Diplomats in Ankara, however, saw this as a thinly veiled attempt to check the rising tension between the two countries, tension that is being increasingly reflected in official statements. Meanwhile, accusations and angry remarks from Turkish officials aimed at the Iranian-backed Lebanese Hezbollah are expected to fuel these tensions further.
Key members of Turkey's ruling Justice and Development Party (AKP) have adopted an openly hostile stance against Hezbollah after the group’s leader Hassan Nasrallah vowed recently to support Assad to the bitter end and admitted that Hezbollah fighters are involved in the bloody battle between regime and opposition forces for the strategic Syrian city of Qusair.
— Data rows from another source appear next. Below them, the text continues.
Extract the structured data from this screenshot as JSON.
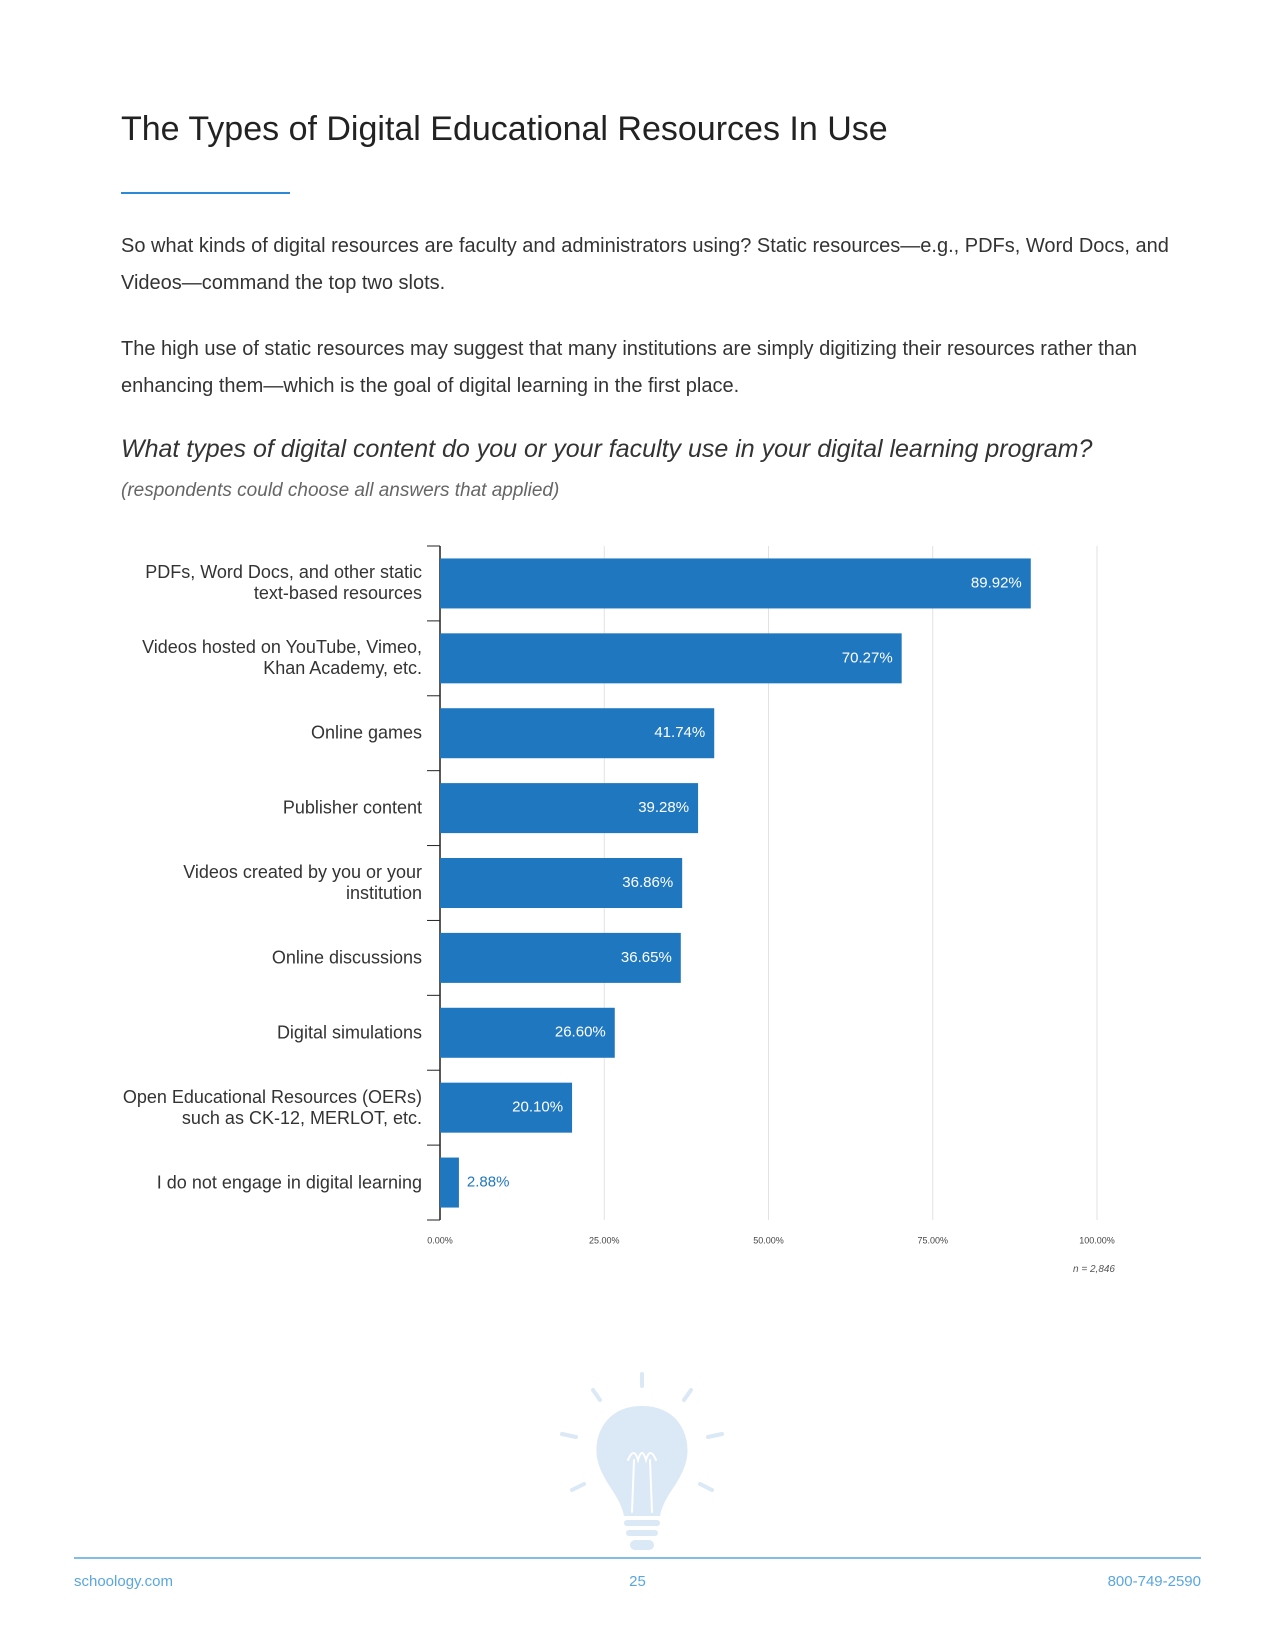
{
  "header": {
    "title": "The Types of Digital Educational Resources In Use"
  },
  "paragraphs": [
    "So what kinds of digital resources are faculty and administrators using? Static resources—e.g., PDFs, Word Docs, and Videos—command the top two slots.",
    "The high use of static resources may suggest that many institutions are simply digitizing their resources rather than enhancing them—which is the goal of digital learning in the first place."
  ],
  "question": "What types of digital content do you or your faculty use in your digital learning program?",
  "question_note": "(respondents could choose all answers that applied)",
  "chart_data": {
    "type": "hbar",
    "categories": [
      "PDFs, Word Docs, and other static text-based resources",
      "Videos hosted on YouTube, Vimeo, Khan Academy, etc.",
      "Online games",
      "Publisher content",
      "Videos created by you or your institution",
      "Online discussions",
      "Digital simulations",
      "Open Educational Resources (OERs) such as CK-12, MERLOT, etc.",
      "I do not engage in digital learning"
    ],
    "values": [
      89.92,
      70.27,
      41.74,
      39.28,
      36.86,
      36.65,
      26.6,
      20.1,
      2.88
    ],
    "value_labels": [
      "89.92%",
      "70.27%",
      "41.74%",
      "39.28%",
      "36.86%",
      "36.65%",
      "26.60%",
      "20.10%",
      "2.88%"
    ],
    "color": "#1f77bf",
    "xlim": [
      0,
      100
    ],
    "xticks": [
      {
        "value": 0,
        "label": "0.00%"
      },
      {
        "value": 25,
        "label": "25.00%"
      },
      {
        "value": 50,
        "label": "50.00%"
      },
      {
        "value": 75,
        "label": "75.00%"
      },
      {
        "value": 100,
        "label": "100.00%"
      }
    ],
    "grid": true,
    "note": "n = 2,846"
  },
  "footer": {
    "left": "schoology.com",
    "page": "25",
    "right": "800-749-2590"
  }
}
Ankara has also made the massacres by regime forces earlier this month in the towns of Baniyas and Al Bayda on Syria’s Mediterranean coast a rallying call against Assad and his regime, and is openly accusing Hezbollah of participating in the brutal attempt to ethnically cleanse the region of Sunnis.
Talking at the sixth International Risale-i Nur and Islamic Unity Symposium in Ankara on May 26, Deputy Prime Minister Bekir Bozdag blasted Hezbollah, whose name means “The Party of God,” saying it should change its name to “Hezbollsatan,” The "Party of Satan."
“You call yourself ‘Hezbollah’ and then you declare jihad to kill innocent women, children and the aged. How can there be such stupidity?” Bozdag was quoted by the media saying angrily to widespread applause from the predominantly Sunni audience.
Meanwhile, the sentiments expressed by Bozdag, who is one of the AKP’s leading Islamist ideologues, are finding an echo on the streets, as demonstrated by the angry anti-Iranian and anti-Hezbollah demonstrations outside Istanbul’s Fatih Mosque following Friday prayers last week on May 24. These demonstrations, which are expected to continue, are a telling sign of how the times have changed, since Fatih Mosque is generally the venue for anti-Israeli and anti-American flag-burning demonstrators chanting Islamic slogans.
The angry reaction to Bozdag’s “Hezbollsatan” remark by Turkey’s Alevis, however, also went to show how Turks are increasingly divided over the sectarian war in Syria.
“This is how they are; they call it ‘the party of Allah’ when they receive help from [Hezbollah]. But when [Hezbollah] sides with the Alevis, they turn it into the ‘Party of Satan,’" Huseyin Aygun, a deputy from the main opposition Republican Peoples Party (CHP), himself an Alevi, tweeted in response to Bozdag’s remarks.
Bozdag has other critics as well, even among those who once were considered to be in the Islamist camp. One such critic is Ahmet Hakan, a widely read columnist for Hurriyet. Hakan, a Sunni, pointed out in his column May 28 that Hezbollah was until recently hailed by many in Turkey for its “legendary resistance to Israel.”
Also pointing to the assistance Assad is receiving from Moscow, Hakan went on to write, “[Mr. Bozdag], who does not consider calling [Russian President Vladimir] Putin ‘Satan,’ is not reluctant to refer to Hezbollah as ‘Satan,’” and accused Bozdag of “not expending a millimeter's worth of effort to understand Hezbollah’s problem.”
Meanwhile, the recent Reyhanli massacre, which the Turkish government under the administration of Prime Minister Recep Tayyip Erdogan says was perpetrated by pro-Assad elements in Turkey, has an increasing number of Turks questioning why Ankara has gotten embroiled in the Syrian crisis in this way. Bozdag’s remarks, on the other hand, have left many wondering why the Erdogan government is now actively creating new enemies in a region where Ankara has always treaded cautiously in the past by remaining impartial, given the potential for crises there to spill over into Turkey.
It seems the Erdogan government, which once set out to have good ties with everyone in the region, is going to come under increased public scrutiny in Turkey over the way it has been handling the Syrian crisis and its fallout.